Few More Facts on the SHEP

Business & Finance

Few More Facts on the SHEP

Yesterday’s official signing of the partnership agreement for the Savannah Harbor Expansion Project (SHEP) cleared all hurdles for dredging in the Savannah River to begin before the end of the year.

The deal was signed by the U.S. Army Corps of Engineers Savannah District Commander, Col. Thomas Tickner and Georgia Ports Authority (GPA) Director Curtis Foltz. This long awaited harbor deepening project will allow larger ships to load more fully when they call on Savannah.

For the Post-Panamax II vessels, the extra five feet of depth will allow them to carry another 3,600 cargo containers in each transit (78% more). GPA’s Garden City port is the nation’s fourth busiest container port and the second busiest on the East Coast. It set a record of 3.1 million 20-foot equivalent units (standard measure for containers) passing through the port in Georgia’s financial year 2014.

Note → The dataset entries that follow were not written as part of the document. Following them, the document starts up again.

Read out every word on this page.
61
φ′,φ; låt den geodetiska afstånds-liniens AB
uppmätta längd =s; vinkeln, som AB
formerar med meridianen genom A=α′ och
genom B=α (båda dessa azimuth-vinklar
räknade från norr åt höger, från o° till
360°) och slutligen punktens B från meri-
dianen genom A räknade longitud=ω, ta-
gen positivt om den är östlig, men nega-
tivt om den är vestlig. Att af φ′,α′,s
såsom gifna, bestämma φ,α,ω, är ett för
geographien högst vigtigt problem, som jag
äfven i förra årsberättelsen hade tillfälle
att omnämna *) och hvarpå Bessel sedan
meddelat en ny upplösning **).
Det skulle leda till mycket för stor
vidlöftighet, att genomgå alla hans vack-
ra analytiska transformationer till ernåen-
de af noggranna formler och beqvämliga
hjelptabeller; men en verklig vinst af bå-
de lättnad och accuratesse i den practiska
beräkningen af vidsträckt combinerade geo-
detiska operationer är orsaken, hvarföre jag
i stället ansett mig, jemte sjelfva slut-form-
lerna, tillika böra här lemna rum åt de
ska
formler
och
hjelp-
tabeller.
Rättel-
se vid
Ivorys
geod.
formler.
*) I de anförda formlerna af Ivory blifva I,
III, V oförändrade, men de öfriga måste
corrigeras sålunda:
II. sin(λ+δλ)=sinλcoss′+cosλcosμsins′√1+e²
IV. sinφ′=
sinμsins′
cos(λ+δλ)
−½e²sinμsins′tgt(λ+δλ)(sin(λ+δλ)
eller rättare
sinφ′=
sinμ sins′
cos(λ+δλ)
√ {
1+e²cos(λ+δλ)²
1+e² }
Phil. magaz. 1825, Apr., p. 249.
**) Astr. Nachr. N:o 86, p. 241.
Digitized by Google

According to an extensive study by the Corps, a deeper shipping channel allows larger and fewer ships to move the same amount of goods at a lower transportation cost. Unloading and reloading fewer ships would be faster, allowing goods to move in and out of the port more quickly.

Fewer, larger ships also lessen congestion in the harbor, according to the report. A deeper channel also means the ships can enter and leave with less delay waiting for high tides. The project would also generate jobs across the region, especially in Georgia and South Carolina.

Funded by the federal government and the state of Georgia, the economic portion of the studies examined the characteristics of the future international shipping fleet, harbor commerce, current and future trade routes, and the capacity of the Garden City terminal on the Savannah River. The Corps’ study also indicated for each $1 invested in deepening, the U.S. will gain a benefit of $5.50.

The earliest actions in the deepening will focus on environmental mitigation and extending the shipping channel an additional 7 miles into the Atlantic Ocean.

Some of the environmental mitigation actions include:

  • installing a dissolved oxygen injection system for the harbor,
  • building a fish bypass around the New Savannah Bluff Lock & Dam near Augusta,
  • rerouting freshwater to protect valuable wetlands in the Savannah National Wildlife Refuge
  • restoring brackish marsh on Onslow Island,
  • creating a fresh water impoundment for the City of Savannah’s water treatment plant, and
  • recovering the Civil War ironclad CSS Georgia from the bed of the Savannah River.

The full cost of the project will be approximately $706 million, including construction and environmental mitigation costs. The state has already set aside $266 million – the total state share for the project.